Right now, the boxes I’m working with are CPU bound as they’re physical hosts. That could change in the future. I am not sure what you mean by queue depth (I’m still rather new to some of the concepts RE: rabbitmq, so I apologize for my ignorance), but would be happy to find that information. Right now, I just have my clients reporting in keepalives and nothing else (no handlers or additional checks implemented yet due to the accordion-like nature of clients reporting and disappearing in Uchiwa).
The queues can go from having 0 items in them to 87k (at the time of this response). Eventually they go back down, but there’s no rhyme/reason to this that I can see so far. And this is after tailing logs for rabbitmq and redis. When I think I’ve spotted a culprit, it disappears and feels more like a red herring.
Again, thanks for the input and insight!
···
On Friday, February 10, 2017 at 3:40:41 PM UTC-5, agent462 wrote:
David,
We run multiple Sensu setups across different DC’s that flex up and down with a large number of machines.

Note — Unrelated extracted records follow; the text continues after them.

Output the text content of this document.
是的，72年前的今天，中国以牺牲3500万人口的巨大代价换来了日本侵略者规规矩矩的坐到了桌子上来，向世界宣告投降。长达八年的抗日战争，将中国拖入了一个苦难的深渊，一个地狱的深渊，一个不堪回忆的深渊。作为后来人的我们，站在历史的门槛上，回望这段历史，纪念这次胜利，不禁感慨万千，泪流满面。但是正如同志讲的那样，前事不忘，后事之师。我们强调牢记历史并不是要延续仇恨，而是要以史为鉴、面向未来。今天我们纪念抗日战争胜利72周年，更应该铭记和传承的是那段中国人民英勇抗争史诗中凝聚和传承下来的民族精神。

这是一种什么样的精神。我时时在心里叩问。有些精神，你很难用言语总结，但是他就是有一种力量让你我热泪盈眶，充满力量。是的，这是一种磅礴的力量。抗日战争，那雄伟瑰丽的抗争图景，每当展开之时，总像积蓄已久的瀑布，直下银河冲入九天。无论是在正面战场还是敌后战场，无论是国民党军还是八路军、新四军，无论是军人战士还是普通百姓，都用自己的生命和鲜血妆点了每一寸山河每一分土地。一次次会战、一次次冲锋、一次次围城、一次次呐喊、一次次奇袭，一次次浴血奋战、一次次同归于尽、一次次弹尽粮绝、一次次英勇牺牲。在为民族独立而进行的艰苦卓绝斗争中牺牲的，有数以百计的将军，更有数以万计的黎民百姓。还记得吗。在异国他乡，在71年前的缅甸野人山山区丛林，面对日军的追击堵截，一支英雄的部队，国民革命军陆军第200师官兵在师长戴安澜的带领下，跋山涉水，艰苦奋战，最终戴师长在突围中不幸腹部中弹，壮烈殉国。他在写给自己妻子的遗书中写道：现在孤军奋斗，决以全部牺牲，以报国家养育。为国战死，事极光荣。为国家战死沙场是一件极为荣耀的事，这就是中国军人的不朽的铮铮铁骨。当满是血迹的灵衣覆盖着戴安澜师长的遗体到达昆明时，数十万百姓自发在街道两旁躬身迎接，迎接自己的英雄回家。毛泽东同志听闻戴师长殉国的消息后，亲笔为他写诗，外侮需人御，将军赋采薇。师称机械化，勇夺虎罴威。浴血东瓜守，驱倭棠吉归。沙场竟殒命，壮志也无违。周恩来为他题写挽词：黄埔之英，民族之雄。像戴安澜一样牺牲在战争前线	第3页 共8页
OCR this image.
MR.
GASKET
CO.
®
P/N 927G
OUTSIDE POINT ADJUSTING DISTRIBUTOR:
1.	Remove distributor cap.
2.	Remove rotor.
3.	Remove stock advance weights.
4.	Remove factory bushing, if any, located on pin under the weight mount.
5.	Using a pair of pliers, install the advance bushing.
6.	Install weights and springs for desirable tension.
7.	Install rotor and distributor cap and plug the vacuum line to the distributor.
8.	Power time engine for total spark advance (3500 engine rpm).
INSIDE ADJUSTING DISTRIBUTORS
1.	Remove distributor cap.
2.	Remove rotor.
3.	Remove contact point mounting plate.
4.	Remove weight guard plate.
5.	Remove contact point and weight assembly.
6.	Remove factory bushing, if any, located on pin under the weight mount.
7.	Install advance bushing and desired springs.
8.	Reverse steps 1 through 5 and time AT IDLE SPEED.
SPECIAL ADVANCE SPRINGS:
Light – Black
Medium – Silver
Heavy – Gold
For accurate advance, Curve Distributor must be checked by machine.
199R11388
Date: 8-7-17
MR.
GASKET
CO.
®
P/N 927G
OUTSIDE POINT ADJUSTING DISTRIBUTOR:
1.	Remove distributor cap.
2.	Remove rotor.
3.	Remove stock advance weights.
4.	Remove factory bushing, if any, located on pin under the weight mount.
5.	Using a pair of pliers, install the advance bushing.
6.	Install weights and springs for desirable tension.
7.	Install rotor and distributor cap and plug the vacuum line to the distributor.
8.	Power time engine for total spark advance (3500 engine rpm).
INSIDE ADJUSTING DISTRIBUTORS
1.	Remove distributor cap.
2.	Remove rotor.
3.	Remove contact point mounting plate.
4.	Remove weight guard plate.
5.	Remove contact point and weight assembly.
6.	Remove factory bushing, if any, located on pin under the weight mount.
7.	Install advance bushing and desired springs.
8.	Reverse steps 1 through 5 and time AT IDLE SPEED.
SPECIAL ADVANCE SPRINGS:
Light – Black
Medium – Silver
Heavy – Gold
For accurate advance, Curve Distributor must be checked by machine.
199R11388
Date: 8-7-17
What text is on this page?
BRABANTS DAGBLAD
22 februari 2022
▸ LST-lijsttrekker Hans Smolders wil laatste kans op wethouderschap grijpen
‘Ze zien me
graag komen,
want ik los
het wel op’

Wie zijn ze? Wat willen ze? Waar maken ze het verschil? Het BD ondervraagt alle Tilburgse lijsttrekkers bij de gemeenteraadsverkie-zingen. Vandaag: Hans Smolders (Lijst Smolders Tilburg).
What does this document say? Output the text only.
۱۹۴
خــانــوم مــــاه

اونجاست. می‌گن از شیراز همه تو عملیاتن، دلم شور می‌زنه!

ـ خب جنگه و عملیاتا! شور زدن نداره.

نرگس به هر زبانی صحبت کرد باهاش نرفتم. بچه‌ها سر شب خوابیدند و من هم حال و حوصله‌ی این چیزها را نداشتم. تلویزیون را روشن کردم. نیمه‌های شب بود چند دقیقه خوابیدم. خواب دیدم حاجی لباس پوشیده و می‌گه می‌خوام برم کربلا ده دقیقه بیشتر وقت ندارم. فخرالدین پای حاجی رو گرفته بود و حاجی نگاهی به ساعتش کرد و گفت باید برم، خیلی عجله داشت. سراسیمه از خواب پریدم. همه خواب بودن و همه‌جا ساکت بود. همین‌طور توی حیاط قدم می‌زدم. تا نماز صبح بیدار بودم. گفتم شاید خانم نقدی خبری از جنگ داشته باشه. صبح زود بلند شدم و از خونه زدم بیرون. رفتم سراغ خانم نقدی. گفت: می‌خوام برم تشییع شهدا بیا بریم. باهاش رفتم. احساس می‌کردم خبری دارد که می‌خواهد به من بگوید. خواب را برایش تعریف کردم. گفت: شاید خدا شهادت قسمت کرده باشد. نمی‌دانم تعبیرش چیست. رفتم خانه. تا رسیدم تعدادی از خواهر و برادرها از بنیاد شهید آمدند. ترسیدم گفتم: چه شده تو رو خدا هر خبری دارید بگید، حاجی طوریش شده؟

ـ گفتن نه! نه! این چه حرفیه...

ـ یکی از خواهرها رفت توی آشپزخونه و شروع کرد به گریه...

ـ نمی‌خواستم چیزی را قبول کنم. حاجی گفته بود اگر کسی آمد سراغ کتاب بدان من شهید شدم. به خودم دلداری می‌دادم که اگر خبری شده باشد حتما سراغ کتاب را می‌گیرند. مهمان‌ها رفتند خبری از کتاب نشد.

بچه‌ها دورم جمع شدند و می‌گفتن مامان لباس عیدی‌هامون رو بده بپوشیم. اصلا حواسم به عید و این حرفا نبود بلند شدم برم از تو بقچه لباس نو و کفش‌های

It sounds like your queues are getting backed up. We’re not doing much special except we run two node setups. This gives us two sensu-servers to process messages and handle events. One of the nodes takes the brunt of running RabbitMQ and Redis as well. These range from 4 core for our physical DC’s and 8 cores in our cloud environments because we have a lot more churn up and down.
Are your boxes CPU bound? What does your queue depth look like? Every setup can be different based on number of checks, machines and what your handlers are doing. If you are having event storms and lots of handlers are being spun up, you’ll need more to deal with that. Since this sounds like a new setup, do you have a lot of events firing because you still have check tuning to do?
I’d start with looking at where you’re being bound up. If things aren’t timely, look at how backed up your queues are getting.
-Bryan
On Fri, Feb 10, 2017 at 1:37 PM, David R dr...@umich.edu wrote:
Hello,
Anyone out there running sensu in large production environments? If so, do you have any tips?
I’m currently implementing Sensu in an environment with 1300+ machines and am running into some performance issues and idiosyncrasies with my server reporting data accurately, consistently, and in a timely manner.
Just a note, in case some person years from how has a similar issue but can’t think of things to check or is at their wits end: look at the arp cache on your RabbitMQ server. If it’s set to something like 1024, but you have several thousand machines attempting to report into RabbitMQ, you might need to tinker with the kernel parameters for arp:
e.g. net.ipv4.neigh.default.gc_thresh1, net.ipv4.neigh.default.gc_thresh2, net.ipv4.neigh.default.gc_thresh3
HTH!
···
On Friday, February 10, 2017 at 2:37:41 PM UTC-5, David R wrote:
Hello,
Anyone out there running sensu in large production environments? If so, do you have any tips?
I’m currently implementing Sensu in an environment with 1300+ machines and am running into some performance issues and idiosyncrasies with my server reporting data accurately, consistently, and in a timely manner.